Could the Parliamentary Secretary to the Board of Trade tell us precisely what is to happen to the 600 jobs which we have been promised? As we pointed out a few weeks ago, while we welcomed that promise, the Government is really only tinkering with the problem. We can look back six or eight months when there was a by-election in my constituency, and the President of the Board of Trade showed some interest in the area. Following the by-election we understood that the matter would be examined. It is true that both the President and the Parliamentary Secretary visited the south-east of Northumberland. Some of the visits were considerably shorter than others and, while the Parliamentary Secretary has assured me that he was very well received, the people of the area are very doubtful about the value of the visit, squeezed into the half-hour before lunch time. I do not want to be unfair, but I think that thirty minutes to an hour and a half would have covered the extent of this visit.

We are thinking of the areas of highest unemployment and what they are looking for is not only additional jobs, but a diversification of jobs; and that means a diversification of industry. For too long we have been dependant on single industries and in the Midlands and the South, the Government, when it still claimed that we were an affluent society, told us that there were more jobs than people requiring them; but that was not so in the areas I have mentioned. This is a question of assisting the country as a whole, and not merely the area I have mentioned, or even Northumberland as a whole.

One of the reasons we have run into this type of crisis is not that we are facing an economic crisis as a nation, but that we are facing an economic crisis created by the type of policies which this Government have been carrying on for the last ten years. West Germany has been cited as an example to many of us in the industrial areas of this country. The unemployment rate in that country at the moment is running at about ½ per cent., I believe. Had the President of the Board of Trade and had his Department been able to divert and attract industries to the south-east of Northumberland and into areas of high unemployment the country might have reached a similar position, and we could have produced similar figures of employment, and that would have given us in production the difference between what now is an economic crisis and a certain amount of fluency in the industrial position.
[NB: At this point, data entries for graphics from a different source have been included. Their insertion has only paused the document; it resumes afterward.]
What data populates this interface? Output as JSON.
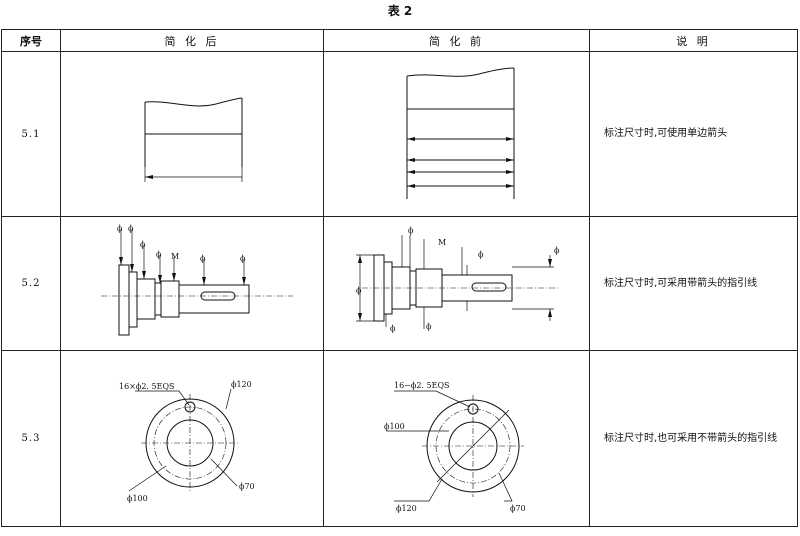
{
  "title": "表 2",
  "headers": {
    "no": "序号",
    "after": "简 化 后",
    "before": "简 化 前",
    "note": "说 明"
  },
  "rows": [
    {
      "no": "5.1",
      "note": "标注尺寸时,可使用单边箭头"
    },
    {
      "no": "5.2",
      "note": "标注尺寸时,可采用带箭头的指引线"
    },
    {
      "no": "5.3",
      "note": "标注尺寸时,也可采用不带箭头的指引线"
    }
  ],
  "labels": {
    "phi": "ϕ",
    "m": "M",
    "after_holes": "16×ϕ2. 5EQS",
    "before_holes": "16−ϕ2. 5EQS",
    "d120": "ϕ120",
    "d100": "ϕ100",
    "d70": "ϕ70"
  }
}
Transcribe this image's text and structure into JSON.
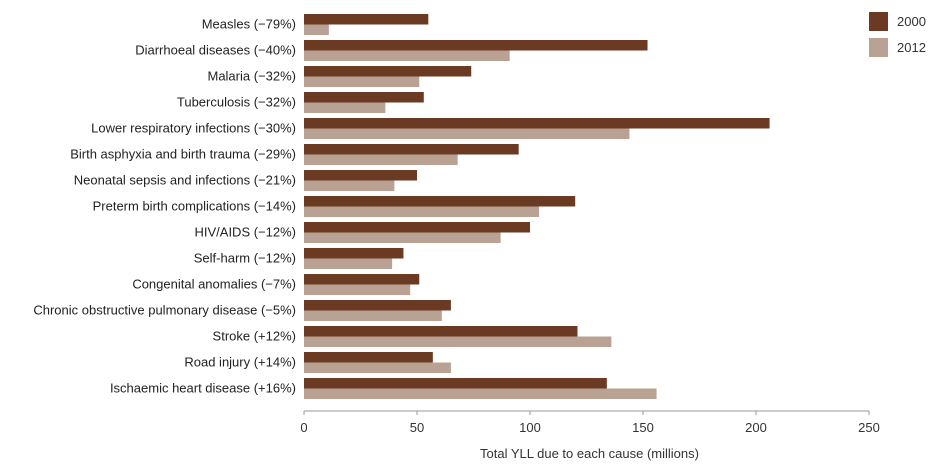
{
  "chart_data": {
    "type": "bar",
    "orientation": "horizontal",
    "title": "",
    "xlabel": "Total YLL due to each cause (millions)",
    "ylabel": "",
    "xlim": [
      0,
      250
    ],
    "xticks": [
      0,
      50,
      100,
      150,
      200,
      250
    ],
    "grid": false,
    "legend_position": "top-right",
    "categories": [
      "Measles (−79%)",
      "Diarrhoeal diseases (−40%)",
      "Malaria (−32%)",
      "Tuberculosis (−32%)",
      "Lower respiratory infections (−30%)",
      "Birth asphyxia and birth trauma (−29%)",
      "Neonatal sepsis and infections (−21%)",
      "Preterm birth complications (−14%)",
      "HIV/AIDS (−12%)",
      "Self-harm (−12%)",
      "Congenital anomalies  (−7%)",
      "Chronic obstructive pulmonary disease   (−5%)",
      "Stroke (+12%)",
      "Road injury (+14%)",
      "Ischaemic heart disease (+16%)"
    ],
    "series": [
      {
        "name": "2000",
        "color": "#6b3a22",
        "values": [
          55,
          152,
          74,
          53,
          206,
          95,
          50,
          120,
          100,
          44,
          51,
          65,
          121,
          57,
          134
        ]
      },
      {
        "name": "2012",
        "color": "#b9a193",
        "values": [
          11,
          91,
          51,
          36,
          144,
          68,
          40,
          104,
          87,
          39,
          47,
          61,
          136,
          65,
          156
        ]
      }
    ]
  }
}
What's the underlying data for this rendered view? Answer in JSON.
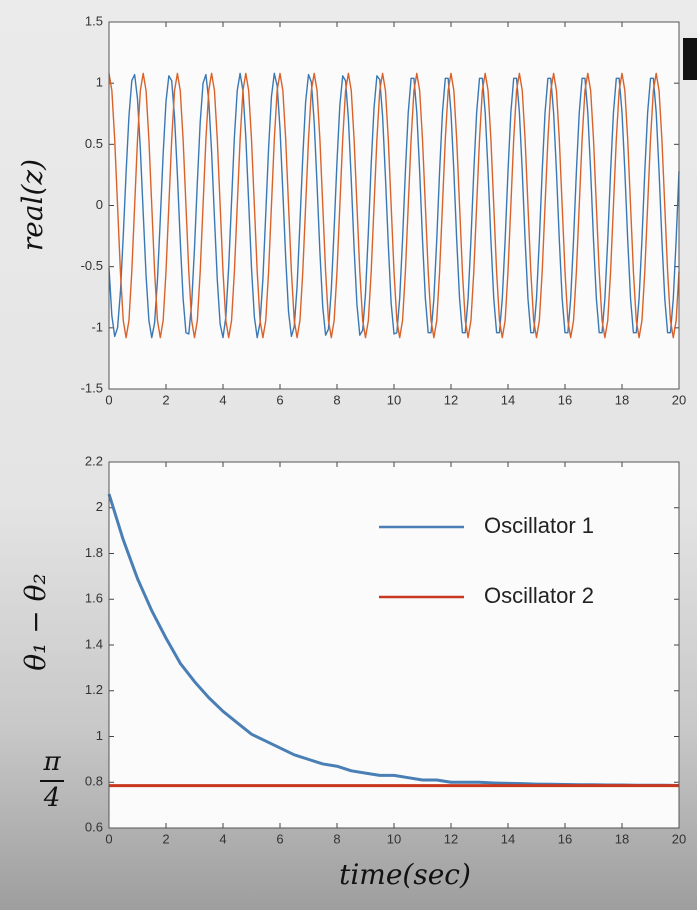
{
  "chart_data": [
    {
      "type": "line",
      "ylabel": "real(z)",
      "xlim": [
        0,
        20
      ],
      "ylim": [
        -1.5,
        1.5
      ],
      "xticks": [
        0,
        2,
        4,
        6,
        8,
        10,
        12,
        14,
        16,
        18,
        20
      ],
      "yticks": [
        -1.5,
        -1,
        -0.5,
        0,
        0.5,
        1,
        1.5
      ],
      "x": [
        0,
        0.1,
        0.2,
        0.3,
        0.4,
        0.5,
        0.6,
        0.7,
        0.8,
        0.9,
        1,
        1.1,
        1.2,
        1.3,
        1.4,
        1.5,
        1.6,
        1.7,
        1.8,
        1.9,
        2,
        2.1,
        2.2,
        2.3,
        2.4,
        2.5,
        2.6,
        2.7,
        2.8,
        2.9,
        3,
        3.1,
        3.2,
        3.3,
        3.4,
        3.5,
        3.6,
        3.7,
        3.8,
        3.9,
        4,
        4.1,
        4.2,
        4.3,
        4.4,
        4.5,
        4.6,
        4.7,
        4.8,
        4.9,
        5,
        5.1,
        5.2,
        5.3,
        5.4,
        5.5,
        5.6,
        5.7,
        5.8,
        5.9,
        6,
        6.1,
        6.2,
        6.3,
        6.4,
        6.5,
        6.6,
        6.7,
        6.8,
        6.9,
        7,
        7.1,
        7.2,
        7.3,
        7.4,
        7.5,
        7.6,
        7.7,
        7.8,
        7.9,
        8,
        8.1,
        8.2,
        8.3,
        8.4,
        8.5,
        8.6,
        8.7,
        8.8,
        8.9,
        9,
        9.1,
        9.2,
        9.3,
        9.4,
        9.5,
        9.6,
        9.7,
        9.8,
        9.9,
        10,
        10.1,
        10.2,
        10.3,
        10.4,
        10.5,
        10.6,
        10.7,
        10.8,
        10.9,
        11,
        11.1,
        11.2,
        11.3,
        11.4,
        11.5,
        11.6,
        11.7,
        11.8,
        11.9,
        12,
        12.1,
        12.2,
        12.3,
        12.4,
        12.5,
        12.6,
        12.7,
        12.8,
        12.9,
        13,
        13.1,
        13.2,
        13.3,
        13.4,
        13.5,
        13.6,
        13.7,
        13.8,
        13.9,
        14,
        14.1,
        14.2,
        14.3,
        14.4,
        14.5,
        14.6,
        14.7,
        14.8,
        14.9,
        15,
        15.1,
        15.2,
        15.3,
        15.4,
        15.5,
        15.6,
        15.7,
        15.8,
        15.9,
        16,
        16.1,
        16.2,
        16.3,
        16.4,
        16.5,
        16.6,
        16.7,
        16.8,
        16.9,
        17,
        17.1,
        17.2,
        17.3,
        17.4,
        17.5,
        17.6,
        17.7,
        17.8,
        17.9,
        18,
        18.1,
        18.2,
        18.3,
        18.4,
        18.5,
        18.6,
        18.7,
        18.8,
        18.9,
        19,
        19.1,
        19.2,
        19.3,
        19.4,
        19.5,
        19.6,
        19.7,
        19.8,
        19.9,
        20
      ],
      "series": [
        {
          "color": "#3a78b5",
          "values": [
            -0.51,
            -0.9,
            -1.07,
            -1.0,
            -0.71,
            -0.25,
            0.27,
            0.73,
            1.02,
            1.07,
            0.87,
            0.46,
            -0.06,
            -0.57,
            -0.94,
            -1.08,
            -0.96,
            -0.61,
            -0.11,
            0.42,
            0.85,
            1.06,
            1.02,
            0.72,
            0.25,
            -0.29,
            -0.76,
            -1.04,
            -1.05,
            -0.8,
            -0.35,
            0.19,
            0.68,
            1.0,
            1.07,
            0.86,
            0.44,
            -0.1,
            -0.61,
            -0.97,
            -1.08,
            -0.91,
            -0.5,
            0.03,
            0.56,
            0.94,
            1.08,
            0.94,
            0.56,
            0.03,
            -0.51,
            -0.91,
            -1.08,
            -0.96,
            -0.6,
            -0.07,
            0.47,
            0.89,
            1.08,
            0.98,
            0.63,
            0.11,
            -0.43,
            -0.87,
            -1.07,
            -0.99,
            -0.66,
            -0.14,
            0.4,
            0.85,
            1.07,
            1.01,
            0.68,
            0.17,
            -0.38,
            -0.83,
            -1.06,
            -1.01,
            -0.69,
            -0.19,
            0.36,
            0.82,
            1.06,
            1.02,
            0.71,
            0.21,
            -0.35,
            -0.81,
            -1.06,
            -1.02,
            -0.72,
            -0.22,
            0.34,
            0.8,
            1.06,
            1.03,
            0.73,
            0.23,
            -0.32,
            -0.8,
            -1.05,
            -1.04,
            -0.76,
            -0.28,
            0.28,
            0.76,
            1.04,
            1.04,
            0.76,
            0.28,
            -0.28,
            -0.76,
            -1.04,
            -1.04,
            -0.76,
            -0.28,
            0.28,
            0.76,
            1.04,
            1.04,
            0.76,
            0.28,
            -0.28,
            -0.76,
            -1.04,
            -1.04,
            -0.76,
            -0.28,
            0.28,
            0.76,
            1.04,
            1.04,
            0.76,
            0.28,
            -0.28,
            -0.76,
            -1.04,
            -1.04,
            -0.76,
            -0.28,
            0.28,
            0.76,
            1.04,
            1.04,
            0.76,
            0.28,
            -0.28,
            -0.76,
            -1.04,
            -1.04,
            -0.76,
            -0.28,
            0.28,
            0.76,
            1.04,
            1.04,
            0.76,
            0.28,
            -0.28,
            -0.76,
            -1.04,
            -1.04,
            -0.76,
            -0.28,
            0.28,
            0.76,
            1.04,
            1.04,
            0.76,
            0.28,
            -0.28,
            -0.76,
            -1.04,
            -1.04,
            -0.76,
            -0.28,
            0.28,
            0.76,
            1.04,
            1.04,
            0.76,
            0.28,
            -0.28,
            -0.76,
            -1.04,
            -1.04,
            -0.76,
            -0.28,
            0.28,
            0.76,
            1.04,
            1.04,
            0.76,
            0.28,
            -0.28,
            -0.76,
            -1.04,
            -1.04,
            -0.76,
            -0.28,
            0.28
          ]
        },
        {
          "color": "#d9622b",
          "values": [
            1.08,
            0.94,
            0.54,
            0,
            -0.54,
            -0.94,
            -1.08,
            -0.94,
            -0.54,
            0,
            0.54,
            0.94,
            1.08,
            0.94,
            0.54,
            0,
            -0.54,
            -0.94,
            -1.08,
            -0.94,
            -0.54,
            0,
            0.54,
            0.94,
            1.08,
            0.94,
            0.54,
            0,
            -0.54,
            -0.94,
            -1.08,
            -0.94,
            -0.54,
            0,
            0.54,
            0.94,
            1.08,
            0.94,
            0.54,
            0,
            -0.54,
            -0.94,
            -1.08,
            -0.94,
            -0.54,
            0,
            0.54,
            0.94,
            1.08,
            0.94,
            0.54,
            0,
            -0.54,
            -0.94,
            -1.08,
            -0.94,
            -0.54,
            0,
            0.54,
            0.94,
            1.08,
            0.94,
            0.54,
            0,
            -0.54,
            -0.94,
            -1.08,
            -0.94,
            -0.54,
            0,
            0.54,
            0.94,
            1.08,
            0.94,
            0.54,
            0,
            -0.54,
            -0.94,
            -1.08,
            -0.94,
            -0.54,
            0,
            0.54,
            0.94,
            1.08,
            0.94,
            0.54,
            0,
            -0.54,
            -0.94,
            -1.08,
            -0.94,
            -0.54,
            0,
            0.54,
            0.94,
            1.08,
            0.94,
            0.54,
            0,
            -0.54,
            -0.94,
            -1.08,
            -0.94,
            -0.54,
            0,
            0.54,
            0.94,
            1.08,
            0.94,
            0.54,
            0,
            -0.54,
            -0.94,
            -1.08,
            -0.94,
            -0.54,
            0,
            0.54,
            0.94,
            1.08,
            0.94,
            0.54,
            0,
            -0.54,
            -0.94,
            -1.08,
            -0.94,
            -0.54,
            0,
            0.54,
            0.94,
            1.08,
            0.94,
            0.54,
            0,
            -0.54,
            -0.94,
            -1.08,
            -0.94,
            -0.54,
            0,
            0.54,
            0.94,
            1.08,
            0.94,
            0.54,
            0,
            -0.54,
            -0.94,
            -1.08,
            -0.94,
            -0.54,
            0,
            0.54,
            0.94,
            1.08,
            0.94,
            0.54,
            0,
            -0.54,
            -0.94,
            -1.08,
            -0.94,
            -0.54,
            0,
            0.54,
            0.94,
            1.08,
            0.94,
            0.54,
            0,
            -0.54,
            -0.94,
            -1.08,
            -0.94,
            -0.54,
            0,
            0.54,
            0.94,
            1.08,
            0.94,
            0.54,
            0,
            -0.54,
            -0.94,
            -1.08,
            -0.94,
            -0.54,
            0,
            0.54,
            0.94,
            1.08,
            0.94,
            0.54,
            0,
            -0.54,
            -0.94,
            -1.08,
            -0.94,
            -0.54
          ]
        }
      ]
    },
    {
      "type": "line",
      "ylabel": "θ₁ − θ₂",
      "xlabel": "time(sec)",
      "pi_label": {
        "numerator": "π",
        "denominator": "4"
      },
      "legend": "upper right",
      "xlim": [
        0,
        20
      ],
      "ylim": [
        0.6,
        2.2
      ],
      "xticks": [
        0,
        2,
        4,
        6,
        8,
        10,
        12,
        14,
        16,
        18,
        20
      ],
      "yticks": [
        0.6,
        0.8,
        1,
        1.2,
        1.4,
        1.6,
        1.8,
        2,
        2.2
      ],
      "x": [
        0,
        0.5,
        1,
        1.5,
        2,
        2.5,
        3,
        3.5,
        4,
        4.5,
        5,
        5.5,
        6,
        6.5,
        7,
        7.5,
        8,
        8.5,
        9,
        9.5,
        10,
        10.5,
        11,
        11.5,
        12,
        12.5,
        13,
        13.5,
        14,
        14.5,
        15,
        15.5,
        16,
        16.5,
        17,
        17.5,
        18,
        18.5,
        19,
        19.5,
        20
      ],
      "series": [
        {
          "name": "Oscillator 1",
          "color": "#4a7fb5",
          "values": [
            2.06,
            1.86,
            1.69,
            1.55,
            1.43,
            1.32,
            1.24,
            1.17,
            1.11,
            1.06,
            1.01,
            0.98,
            0.95,
            0.92,
            0.9,
            0.88,
            0.87,
            0.85,
            0.84,
            0.83,
            0.83,
            0.82,
            0.81,
            0.81,
            0.8,
            0.8,
            0.8,
            0.797,
            0.795,
            0.794,
            0.792,
            0.791,
            0.79,
            0.789,
            0.789,
            0.788,
            0.788,
            0.787,
            0.787,
            0.787,
            0.786
          ]
        },
        {
          "name": "Oscillator 2",
          "color": "#c8381f",
          "values": [
            0.785,
            0.785,
            0.785,
            0.785,
            0.785,
            0.785,
            0.785,
            0.785,
            0.785,
            0.785,
            0.785,
            0.785,
            0.785,
            0.785,
            0.785,
            0.785,
            0.785,
            0.785,
            0.785,
            0.785,
            0.785,
            0.785,
            0.785,
            0.785,
            0.785,
            0.785,
            0.785,
            0.785,
            0.785,
            0.785,
            0.785,
            0.785,
            0.785,
            0.785,
            0.785,
            0.785,
            0.785,
            0.785,
            0.785,
            0.785,
            0.785
          ]
        }
      ]
    }
  ]
}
While I would indict not the Government but the policies which have created the crisis, the real villian of the piece, in my view, and in the view of the people I represent, is the President of the Board of Trade, because he has examined the problem; and I credit him with understanding the nature of the problem, and also on having the "know-how" to tackle and solve it. Where he is to be indicted by the people of areas like mine is in his failure to stand up to the Cabinet and to stand up to the Treasury to see that the location of industry became a major plank in the economic planning of the Government. It may be that till we get rid of the present Government we are not going to solve our problem, but, whether we like it or not, they still have a considerable time to run, and our people cannot afford to wait.

On this occasion which has been given to back benchers to voice the grievances of their constituents I would impress upon the President of the Board of Trade the necessity to tackle this problem not only in the interests of the people I represent, but in the interests of the country as a whole.